The hospital automated 75 percent of deliveries, including laboratory specimen testing, linen and garbage transportation, guided vehicles to deliver supplies and food to patient rooms.
Cincinnati District 3 Police Headquarters – Net Zero Energy Building
Brian Rose, P.E., mechanical engineer, CMTA Inc., Cincinnati, Ohio, and Tracy Steward, mechanical engineer, CMTA Inc., Louisville, Ky., receive first place in the new commercial buildings category for the Cincinnati District 3 Police Headquarters – Net Zero Energy Building, Ohio. The building is owned by the City of Cincinnati.
As a facility that operates 24 hours a day, seven days a week, 365 days a year, the station is designed to generate as much energy as it consumes. The building features many firsts for the Ohio region, including the first net zero police station, net zero storm water on site and drastic energy reduction.
The net zero energy design was achieved by an almost 50 percent energy reduction and production of on-site energy by a 329 kW solar photovoltaic system. Since March 2016, the system has produced 173,223 kWh, within 1 percent of the projected production. During this same period, the building consumed only 106,543 kW, generating 63 percent more energy than consumed and ahead of schedule for being net zero.
The building also features a geothermal HVAC system installed with 40 400-foot vertical pipe bores; a single dedicated outside air unit including a heat recovery wheel and two-pipe coil for final tempering of the air; and water-to-water heat pump units.
A tight building envelope is important for a net zero energy building. Finding bulletproof glass that met the requirements of Standard 90.1-2007 for maximum U value of 0.50 and shading coefficient of 0.40 was challenging. The designers were successful in finding such glass with a U value of .20 and shading coefficiency of 0.44.
To achieve net zero storm water, all storm water is contained on site. This is accomplished via bioswales and biofiltration/retention basins to mitigate combined water sewer overflow and cleanse storm water runoff.

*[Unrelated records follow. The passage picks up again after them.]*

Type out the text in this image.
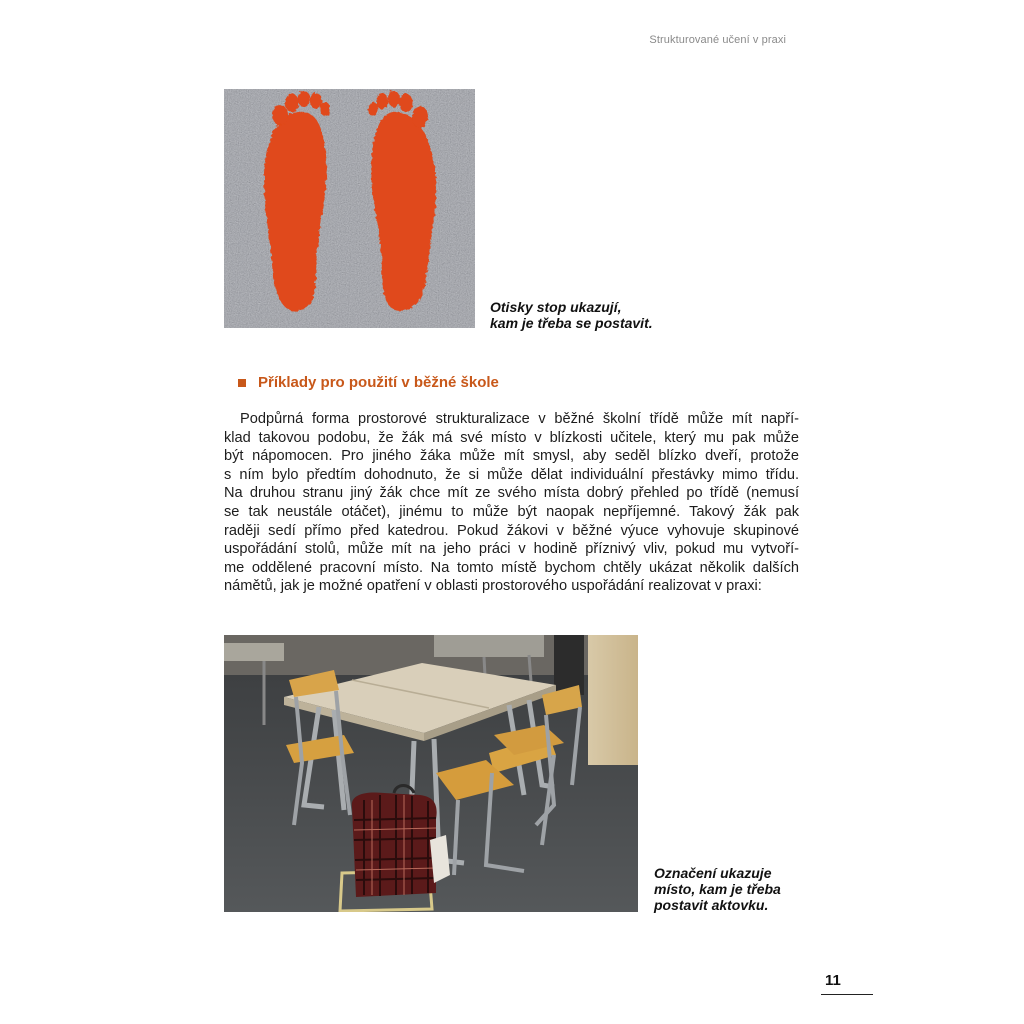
Strukturované učení v praxi
Otisky stop ukazují,
kam je třeba se postavit.
Příklady pro použití v běžné škole
Podpůrná forma prostorové strukturalizace v běžné školní třídě může mít napří-
klad takovou podobu, že žák má své místo v blízkosti učitele, který mu pak může
být nápomocen. Pro jiného žáka může mít smysl, aby seděl blízko dveří, protože
s ním bylo předtím dohodnuto, že si může dělat individuální přestávky mimo třídu.
Na druhou stranu jiný žák chce mít ze svého místa dobrý přehled po třídě (nemusí
se tak neustále otáčet), jinému to může být naopak nepříjemné. Takový žák pak
raději sedí přímo před katedrou. Pokud žákovi v běžné výuce vyhovuje skupinové
uspořádání stolů, může mít na jeho práci v hodině příznivý vliv, pokud mu vytvoří-
me oddělené pracovní místo. Na tomto místě bychom chtěly ukázat několik dalších
námětů, jak je možné opatření v oblasti prostorového uspořádání realizovat v praxi:
Označení ukazuje
místo, kam je třeba
postavit aktovku.
11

The design/build project delivery method allowed a high performance, net zero energy building to be delivered within the owner’s construction budget. From the initial charrette meetings and throughout the schematic and design development phases, the focus was on designing the most energy efficient building in a cost competitive environment. This project prioritized energy efficiency strategies that have significant impact on both the annual and lifetime energy savings of a net zero energy project. The team quantified the annual cost savings for both the energy reduction and photovoltaic generation for equipment life of 20 years.
435 Indio Way
Shannon M. Allison, Integral Group, Oakland, Calif., receives first place in the existing commercial buildings category for 435 Indio Way, Sunnyvale, Calif. The building is owned by Huettig and Schromm Inc.
Built in the 1970s, this office building was dark, derelict and impossible to rent. Designers retrofitted the existing uninsulated building to be a net zero energy building, which was changed from a Class C- building to a Class B+ building in real estate terms and leased in record time.
They focused on upgrading the envelope and reducing the mechanical loads. The building is 100 percent daylit and 100 percent naturally ventilated. Roof mounted photovoltaic and solar thermal systems were used to offset predicted energy use.
It features two rooftop packaged unit heat pumps to heat and cool as needed. The natural ventilation system is fully automated making it possible to turn off the rooftop units when the outside temperature is optimal. Automated operable windows and skylights allow for a night flush sequence, pre-charging the thermal mass of the building on cooling days.
A unique skylight design includes skylights facing south and tilted toward the sun with a pyramid shape to collect maximum quantity of daylight with the smallest aperture.
Emissions without photovoltaic systems are calculated to be 25 tons per year compared to 60 tons per year of a code minimum building. With the photovoltaic systems, it achieves a net positive rate of 8 tons per year.